Он с трудом извлек его из-под кучи мягких, покрытых пылью тряпок. Повернулся, чтобы глянуть на Беату: правда, ему был виден только кончик ее носа, белесая тень, разлившаяся по розовой коже. Вот погляди, хотелось сказать ему, какого гадкого вкуса эти тряпки: словно бы и не из Варшавы. Виктор подбросил несколько юбок. Он помнил, что уже в ходе визита в квартире на Таргувке оценил десятка полтора из этих тряпочек, но сейчас был не в состоянии вспомнить: какие и на сколько. Синяя футболка, голубая рубашка, черные леггинсы; платьице блекло-красного цвета.

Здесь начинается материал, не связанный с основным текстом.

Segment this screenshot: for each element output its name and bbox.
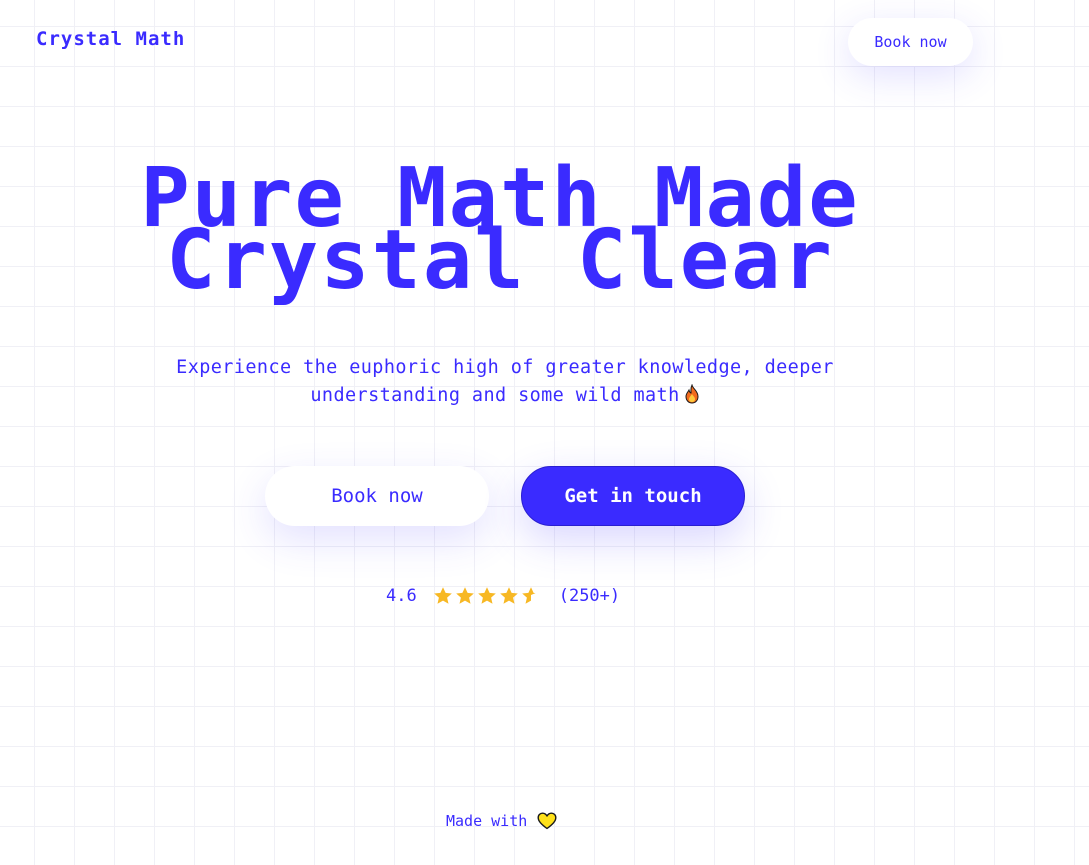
footer-credit: Made with bbox=[446, 808, 557, 834]
brand-logo[interactable]: Crystal Math bbox=[36, 28, 185, 50]
rating-count: (250+) bbox=[558, 586, 621, 606]
star-icon bbox=[433, 587, 452, 604]
rating-stars bbox=[433, 586, 543, 606]
footer-made-with: Made with bbox=[446, 812, 528, 830]
get-in-touch-button[interactable]: Get in touch bbox=[521, 466, 745, 526]
rating-score: 4.6 bbox=[386, 586, 417, 606]
hero-title: Pure Math Made Crystal Clear bbox=[0, 158, 1000, 302]
hero-subtitle-line-1: Experience the euphoric high of greater … bbox=[176, 357, 834, 378]
star-icon bbox=[499, 587, 518, 604]
star-icon bbox=[477, 587, 496, 604]
star-icon bbox=[455, 587, 474, 604]
header-book-now-button[interactable]: Book now bbox=[848, 18, 973, 66]
half-star-icon bbox=[521, 587, 536, 604]
heart-icon bbox=[537, 812, 557, 830]
hero-subtitle-line-2: understanding and some wild math bbox=[310, 385, 680, 406]
book-now-button[interactable]: Book now bbox=[265, 466, 489, 526]
hero-subtitle: Experience the euphoric high of greater … bbox=[130, 354, 880, 410]
hero-subtitle-line-2-wrap: understanding and some wild math bbox=[130, 382, 880, 410]
fire-icon bbox=[685, 384, 699, 404]
rating: 4.6 (250+) bbox=[386, 582, 620, 610]
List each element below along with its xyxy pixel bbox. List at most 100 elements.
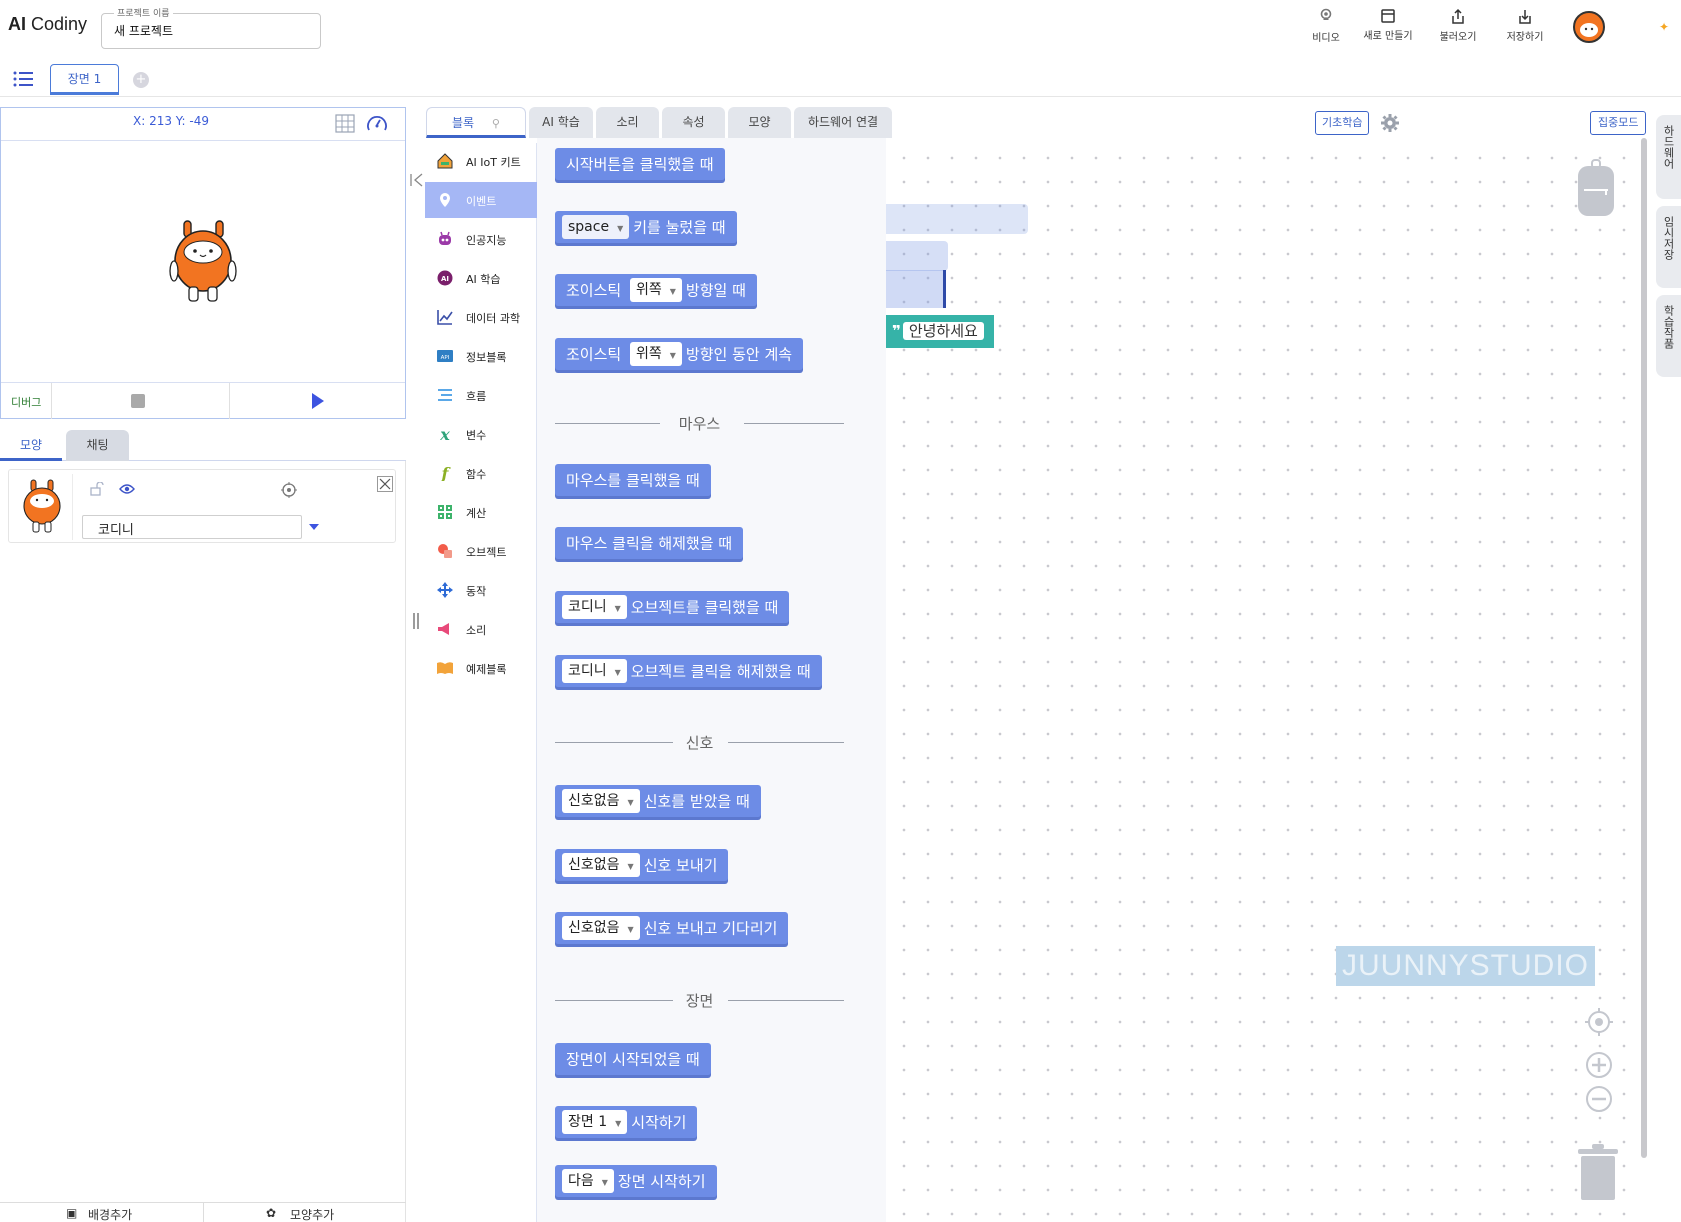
grid-calc-icon bbox=[438, 505, 452, 519]
focus-mode-button[interactable]: 집중모드 bbox=[1590, 111, 1647, 135]
block-key-press[interactable]: space ▼ 키를 눌렀을 때 bbox=[555, 211, 737, 243]
backpack-icon[interactable] bbox=[1574, 158, 1618, 218]
tab-ai-learning[interactable]: AI 학습 bbox=[529, 107, 593, 138]
object-dropdown[interactable]: 코디니 ▼ bbox=[562, 658, 627, 683]
tab-scene-1[interactable]: 장면 1 bbox=[50, 64, 119, 95]
tab-sound[interactable]: 소리 bbox=[596, 107, 659, 138]
block-joystick-while[interactable]: 조이스틱 위쪽 ▼ 방향인 동안 계속 bbox=[555, 338, 804, 370]
category-sound[interactable]: 소리 bbox=[425, 611, 537, 647]
flow-icon bbox=[438, 389, 452, 401]
workspace-scrollbar[interactable] bbox=[1641, 138, 1647, 1158]
gift-icon: ✿ bbox=[266, 1206, 277, 1220]
tab-shape[interactable]: 모양 bbox=[728, 107, 791, 138]
menu-list-icon[interactable] bbox=[13, 71, 33, 87]
direction-dropdown[interactable]: 위쪽 ▼ bbox=[629, 341, 682, 366]
eye-icon[interactable] bbox=[119, 483, 135, 495]
key-dropdown[interactable]: space ▼ bbox=[562, 214, 630, 239]
signal-dropdown[interactable]: 신호없음 ▼ bbox=[562, 915, 640, 940]
tab-shape[interactable]: 모양 bbox=[0, 430, 62, 461]
chevron-down-icon: ▼ bbox=[627, 861, 634, 871]
close-icon[interactable] bbox=[377, 476, 393, 492]
trash-icon[interactable] bbox=[1576, 1144, 1620, 1202]
category-event[interactable]: 이벤트 bbox=[425, 182, 537, 218]
center-object-icon[interactable] bbox=[281, 482, 297, 498]
zoom-in-icon[interactable] bbox=[1585, 1051, 1613, 1079]
section-scene: 장면 bbox=[555, 990, 844, 1010]
tab-chat[interactable]: 채팅 bbox=[66, 430, 129, 461]
object-item[interactable]: 코디니 bbox=[8, 469, 396, 543]
zoom-out-icon[interactable] bbox=[1585, 1085, 1613, 1113]
category-function[interactable]: f 함수 bbox=[425, 455, 537, 491]
debug-button[interactable]: 디버그 bbox=[11, 394, 41, 410]
stage-canvas[interactable] bbox=[1, 140, 405, 382]
category-examples[interactable]: 예제블록 bbox=[425, 650, 537, 686]
add-shape-button[interactable]: 모양추가 bbox=[290, 1206, 334, 1222]
chevron-down-icon: ▼ bbox=[627, 797, 634, 807]
load-button[interactable]: 불러오기 bbox=[1426, 8, 1490, 43]
block-signal-send-wait[interactable]: 신호없음 ▼ 신호 보내고 기다리기 bbox=[555, 912, 789, 944]
add-background-button[interactable]: 배경추가 bbox=[88, 1206, 132, 1222]
category-info-block[interactable]: API 정보블록 bbox=[425, 338, 537, 374]
block-object-click[interactable]: 코디니 ▼ 오브젝트를 클릭했을 때 bbox=[555, 591, 790, 623]
signal-dropdown[interactable]: 신호없음 ▼ bbox=[562, 788, 640, 813]
chevron-down-icon[interactable] bbox=[309, 524, 319, 530]
project-name-field[interactable]: 프로젝트 이름 bbox=[101, 6, 321, 49]
project-name-input[interactable] bbox=[114, 23, 304, 37]
app-logo: AI Codiny bbox=[8, 14, 88, 34]
chevron-down-icon: ▼ bbox=[614, 667, 621, 677]
block-signal-send[interactable]: 신호없음 ▼ 신호 보내기 bbox=[555, 849, 729, 881]
category-ai-iot[interactable]: AI IoT 키트 bbox=[425, 143, 537, 179]
tab-hardware[interactable]: 하드웨어 연결 bbox=[794, 107, 892, 138]
pin-icon[interactable]: ⚲ bbox=[492, 117, 500, 130]
play-icon[interactable] bbox=[312, 393, 324, 409]
block-joystick-direction[interactable]: 조이스틱 위쪽 ▼ 방향일 때 bbox=[555, 274, 757, 306]
gear-icon[interactable] bbox=[1380, 113, 1400, 133]
svg-text:f: f bbox=[441, 465, 452, 481]
category-flow[interactable]: 흐름 bbox=[425, 377, 537, 413]
block-object-release[interactable]: 코디니 ▼ 오브젝트 클릭을 해제했을 때 bbox=[555, 655, 822, 687]
tab-attributes[interactable]: 속성 bbox=[662, 107, 725, 138]
code-workspace[interactable]: ❞ 안녕하세요 ❞ JUUNNYSTUDIO bbox=[886, 138, 1641, 1222]
notification-icon[interactable]: ✦ bbox=[1659, 20, 1669, 34]
block-scene-next[interactable]: 다음 ▼ 장면 시작하기 bbox=[555, 1165, 717, 1197]
direction-dropdown[interactable]: 위쪽 ▼ bbox=[629, 277, 682, 302]
block-scene-go[interactable]: 장면 1 ▼ 시작하기 bbox=[555, 1106, 698, 1138]
user-avatar[interactable] bbox=[1573, 11, 1605, 43]
chevron-down-icon: ▼ bbox=[627, 924, 634, 934]
tab-hardware-side[interactable]: 하드웨어 bbox=[1656, 115, 1681, 199]
category-ai[interactable]: 인공지능 bbox=[425, 221, 537, 257]
stop-icon[interactable] bbox=[131, 394, 145, 408]
signal-dropdown[interactable]: 신호없음 ▼ bbox=[562, 852, 640, 877]
tab-learning-works[interactable]: 학습작품 bbox=[1656, 295, 1681, 377]
category-object[interactable]: 오브젝트 bbox=[425, 533, 537, 569]
section-signal: 신호 bbox=[555, 732, 844, 752]
category-motion[interactable]: 동작 bbox=[425, 572, 537, 608]
tab-blocks[interactable]: 블록 ⚲ bbox=[426, 107, 526, 138]
scene-dropdown[interactable]: 장면 1 ▼ bbox=[562, 1109, 628, 1134]
save-button[interactable]: 저장하기 bbox=[1493, 8, 1557, 43]
object-dropdown[interactable]: 코디니 ▼ bbox=[562, 594, 627, 619]
lock-icon[interactable] bbox=[89, 482, 105, 496]
basic-learning-button[interactable]: 기초학습 bbox=[1315, 111, 1370, 135]
speech-text-block[interactable]: ❞ 안녕하세요 ❞ bbox=[886, 315, 994, 373]
block-scene-start[interactable]: 장면이 시작되었을 때 bbox=[555, 1043, 711, 1075]
scene-dropdown[interactable]: 다음 ▼ bbox=[562, 1168, 614, 1193]
category-ai-learning[interactable]: AI AI 학습 bbox=[425, 260, 537, 296]
panel-splitter[interactable] bbox=[406, 97, 424, 1222]
block-start-click[interactable]: 시작버튼을 클릭했을 때 bbox=[555, 148, 725, 180]
block-mouse-click[interactable]: 마우스를 클릭했을 때 bbox=[555, 464, 711, 496]
video-button[interactable]: 비디오 bbox=[1294, 8, 1358, 44]
tab-temp-save[interactable]: 임시저장 bbox=[1656, 206, 1681, 288]
new-project-button[interactable]: 새로 만들기 bbox=[1356, 8, 1420, 42]
category-calculation[interactable]: 계산 bbox=[425, 494, 537, 530]
block-mouse-release[interactable]: 마우스 클릭을 해제했을 때 bbox=[555, 527, 744, 559]
ai-badge-icon: AI bbox=[437, 270, 453, 286]
category-data-science[interactable]: 데이터 과학 bbox=[425, 299, 537, 335]
function-f-icon: f bbox=[441, 465, 452, 481]
recenter-icon[interactable] bbox=[1585, 1008, 1613, 1036]
object-name-field[interactable]: 코디니 bbox=[82, 515, 302, 539]
block-signal-receive[interactable]: 신호없음 ▼ 신호를 받았을 때 bbox=[555, 785, 761, 817]
add-scene-icon[interactable]: + bbox=[133, 72, 149, 88]
category-variable[interactable]: x 변수 bbox=[425, 416, 537, 452]
object-panel: 코디니 bbox=[0, 461, 406, 1222]
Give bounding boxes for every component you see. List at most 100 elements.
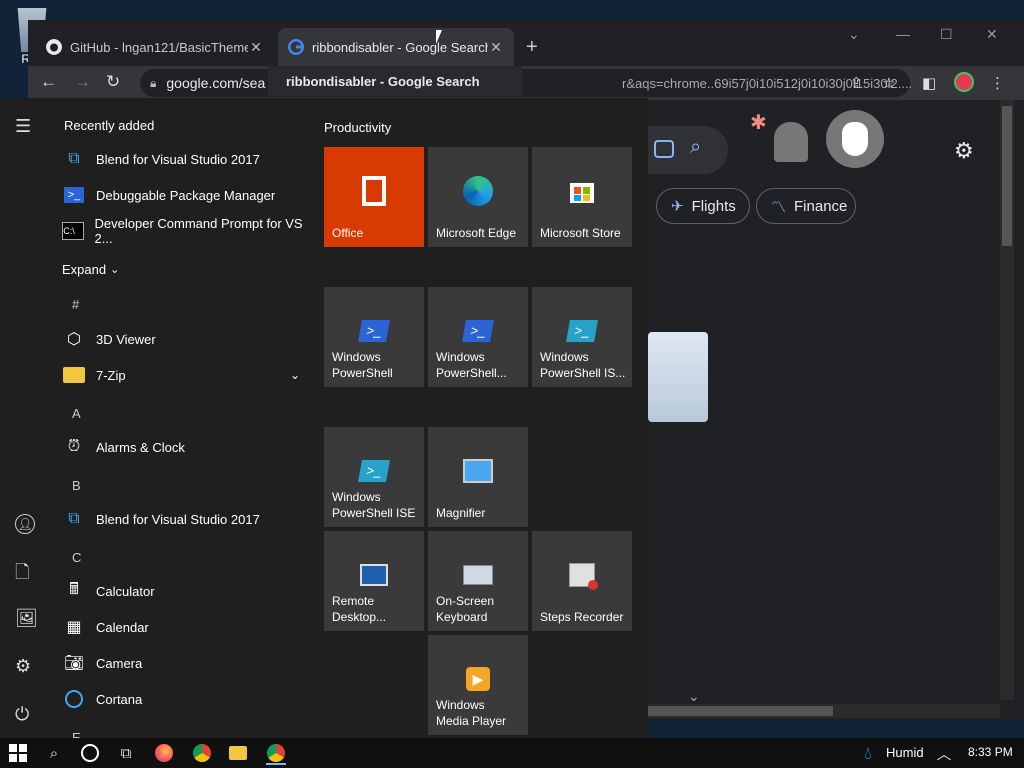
app-alarms-clock[interactable]: ⏰︎ Alarms & Clock bbox=[62, 431, 310, 463]
back-icon[interactable]: ← bbox=[40, 72, 57, 92]
airplane-icon: ✈ bbox=[671, 198, 684, 215]
documents-icon[interactable]: 🗋︎ bbox=[15, 560, 29, 590]
horizontal-scrollbar[interactable] bbox=[648, 704, 1000, 718]
start-rail: ☰ 👤︎ 🗋︎ 🖼︎ ⚙ ⏻ bbox=[0, 98, 50, 738]
settings-gear-icon[interactable]: ⚙ bbox=[954, 138, 974, 164]
calendar-icon: ▦ bbox=[66, 619, 82, 636]
chip-finance[interactable]: 〽 Finance bbox=[756, 188, 856, 224]
app-7-zip[interactable]: 7-Zip ⌄ bbox=[62, 359, 310, 391]
new-tab-button[interactable]: + bbox=[526, 36, 538, 59]
maximize-icon[interactable]: ☐ bbox=[940, 26, 953, 43]
finance-chart-icon: 〽 bbox=[771, 198, 787, 216]
section-letter-e[interactable]: E bbox=[72, 730, 81, 738]
tile-steps-recorder[interactable]: Steps Recorder bbox=[532, 531, 632, 631]
minimize-icon[interactable]: — bbox=[896, 26, 910, 42]
app-list: Recently added ⧉ Blend for Visual Studio… bbox=[50, 98, 312, 738]
mouse-cursor-icon bbox=[436, 30, 442, 44]
bookmark-star-icon[interactable]: ☆ bbox=[882, 74, 895, 92]
tab-hover-tooltip: ribbondisabler - Google Search bbox=[268, 66, 522, 96]
app-camera[interactable]: 📷︎ Camera bbox=[62, 647, 310, 679]
expand-button[interactable]: Expand ⌄ bbox=[62, 253, 142, 285]
chrome-icon[interactable] bbox=[192, 743, 212, 763]
chrome-active-icon[interactable] bbox=[266, 743, 286, 765]
calculator-icon: 🖩︎ bbox=[69, 580, 79, 598]
file-explorer-icon[interactable] bbox=[228, 743, 248, 763]
horizontal-scroll-thumb[interactable] bbox=[648, 706, 833, 716]
result-thumbnail[interactable] bbox=[648, 332, 708, 422]
app-calculator[interactable]: 🖩︎ Calculator bbox=[62, 575, 310, 607]
tile-remote-desktop[interactable]: Remote Desktop... bbox=[324, 531, 424, 631]
close-tab-icon[interactable]: ✕ bbox=[248, 39, 264, 56]
firefox-icon[interactable] bbox=[154, 743, 174, 763]
search-icon[interactable]: ⌕ bbox=[44, 743, 64, 763]
cortana-icon[interactable] bbox=[80, 743, 100, 763]
share-icon[interactable]: ⇪ bbox=[850, 74, 863, 92]
folder-icon bbox=[62, 363, 86, 387]
settings-icon[interactable]: ⚙ bbox=[15, 656, 31, 677]
close-tab-icon[interactable]: ✕ bbox=[488, 39, 504, 56]
vertical-scroll-thumb[interactable] bbox=[1002, 106, 1012, 246]
app-blend-recent[interactable]: ⧉ Blend for Visual Studio 2017 bbox=[62, 143, 310, 175]
tile-windows-powershell-ise[interactable]: >_ Windows PowerShell ISE bbox=[324, 427, 424, 527]
section-letter-c[interactable]: C bbox=[72, 550, 81, 565]
side-panel-icon[interactable]: ◧ bbox=[922, 74, 936, 92]
office-icon bbox=[358, 175, 390, 207]
hamburger-menu-icon[interactable]: ☰ bbox=[15, 116, 31, 137]
weather-droplet-icon[interactable]: 💧︎ bbox=[858, 743, 878, 763]
tile-windows-powershell-ise-x86[interactable]: >_ Windows PowerShell IS... bbox=[532, 287, 632, 387]
chip-flights[interactable]: ✈ Flights bbox=[656, 188, 750, 224]
app-developer-command-prompt[interactable]: C:\ Developer Command Prompt for VS 2... bbox=[62, 215, 310, 247]
lens-icon[interactable] bbox=[654, 140, 674, 158]
reload-icon[interactable]: ↻ bbox=[106, 72, 120, 92]
profile-avatar-icon[interactable] bbox=[954, 72, 974, 96]
start-menu: ☰ 👤︎ 🗋︎ 🖼︎ ⚙ ⏻ Recently added ⧉ Blend fo… bbox=[0, 98, 648, 738]
task-view-icon[interactable]: ⧉ bbox=[116, 743, 136, 763]
chevron-up-icon[interactable]: ︿ bbox=[934, 743, 954, 763]
app-debuggable-package-manager[interactable]: >_ Debuggable Package Manager bbox=[62, 179, 310, 211]
section-letter-a[interactable]: A bbox=[72, 406, 81, 421]
user-account-icon[interactable]: 👤︎ bbox=[15, 512, 35, 534]
menu-icon[interactable]: ⋮ bbox=[990, 74, 1005, 92]
weather-text[interactable]: Humid bbox=[886, 745, 924, 760]
google-icon bbox=[288, 39, 304, 55]
windows-start-icon[interactable] bbox=[8, 743, 28, 763]
tile-on-screen-keyboard[interactable]: On-Screen Keyboard bbox=[428, 531, 528, 631]
lock-icon: 🔒︎ bbox=[150, 75, 157, 90]
tile-magnifier[interactable]: Magnifier bbox=[428, 427, 528, 527]
power-icon[interactable]: ⏻ bbox=[15, 704, 29, 725]
vertical-scrollbar[interactable] bbox=[1000, 100, 1014, 700]
tile-office[interactable]: Office bbox=[324, 147, 424, 247]
remote-desktop-icon bbox=[358, 559, 390, 591]
blend-icon: ⧉ bbox=[68, 510, 80, 527]
tab-github[interactable]: GitHub - lngan121/BasicThemer2 ✕ bbox=[36, 28, 274, 66]
tab-search-icon[interactable]: ⌄ bbox=[848, 26, 860, 43]
tab-google-search[interactable]: ribbondisabler - Google Search ✕ bbox=[278, 28, 514, 66]
close-window-icon[interactable]: ✕ bbox=[986, 26, 998, 43]
clock-time[interactable]: 8:33 PM bbox=[968, 745, 1013, 759]
search-icon[interactable]: ⌕ bbox=[690, 136, 701, 159]
chevron-down-icon: ⌄ bbox=[110, 263, 120, 276]
chip-label: Finance bbox=[794, 197, 848, 215]
edge-icon bbox=[462, 175, 494, 207]
tile-microsoft-edge[interactable]: Microsoft Edge bbox=[428, 147, 528, 247]
account-avatar[interactable] bbox=[826, 110, 884, 168]
productivity-header[interactable]: Productivity bbox=[324, 120, 391, 135]
address-bar[interactable]: 🔒︎ google.com/sea r&aqs=chrome..69i57j0i… bbox=[140, 69, 912, 97]
section-letter-b[interactable]: B bbox=[72, 478, 81, 493]
pictures-icon[interactable]: 🖼︎ bbox=[15, 608, 38, 629]
forward-icon[interactable]: → bbox=[74, 72, 91, 92]
chevron-down-icon[interactable]: ⌄ bbox=[290, 368, 300, 382]
app-blend[interactable]: ⧉ Blend for Visual Studio 2017 bbox=[62, 503, 310, 535]
media-player-icon: ▶ bbox=[462, 663, 494, 695]
section-letter-hash[interactable]: # bbox=[72, 297, 79, 312]
tab-title: ribbondisabler - Google Search bbox=[312, 39, 488, 55]
tile-windows-powershell-x86[interactable]: >_ Windows PowerShell... bbox=[428, 287, 528, 387]
magnifier-icon bbox=[462, 455, 494, 487]
chevron-down-icon[interactable]: ⌄ bbox=[688, 688, 700, 705]
tile-windows-powershell[interactable]: >_ Windows PowerShell bbox=[324, 287, 424, 387]
app-calendar[interactable]: ▦ Calendar bbox=[62, 611, 310, 643]
app-cortana[interactable]: Cortana bbox=[62, 683, 310, 715]
app-3d-viewer[interactable]: ⬡ 3D Viewer bbox=[62, 323, 310, 355]
tile-microsoft-store[interactable]: Microsoft Store bbox=[532, 147, 632, 247]
tile-windows-media-player[interactable]: ▶ Windows Media Player bbox=[428, 635, 528, 735]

Через какое-то время до него дошло, что часть одежек не принадлежит набору тряпья, которое он несколько недель назад сунул в ящики. Часть казалась ему удивительно знакомой, но он не знал, какие из них видел ранее на Беате, а какие обнаружил – мятые и скомканные – в шкафах квартире на Таргувке. В глаза ему бросился кружевной бюстгальтер с меткой Intimissimi; он уже хотел отложить его на вторую кучу, как вдруг припомнил, что – ну да, такой имелся у Беаты; вот только после той аварии он был совершенно растерзан, так что этот никак не мог принадлежать ей. Махнув рукой на проблему лифчика, он вытащил черное платье: его материал, тонкий и просвечивающий, тоже показался ему знакомым, а через несколько минут до него дошло, что большая часть этих тряпок, и вправду, могла принадлежать Беате; и даже не потому, что были дешевыми, но – просто потому, что они явно бы ей понравились.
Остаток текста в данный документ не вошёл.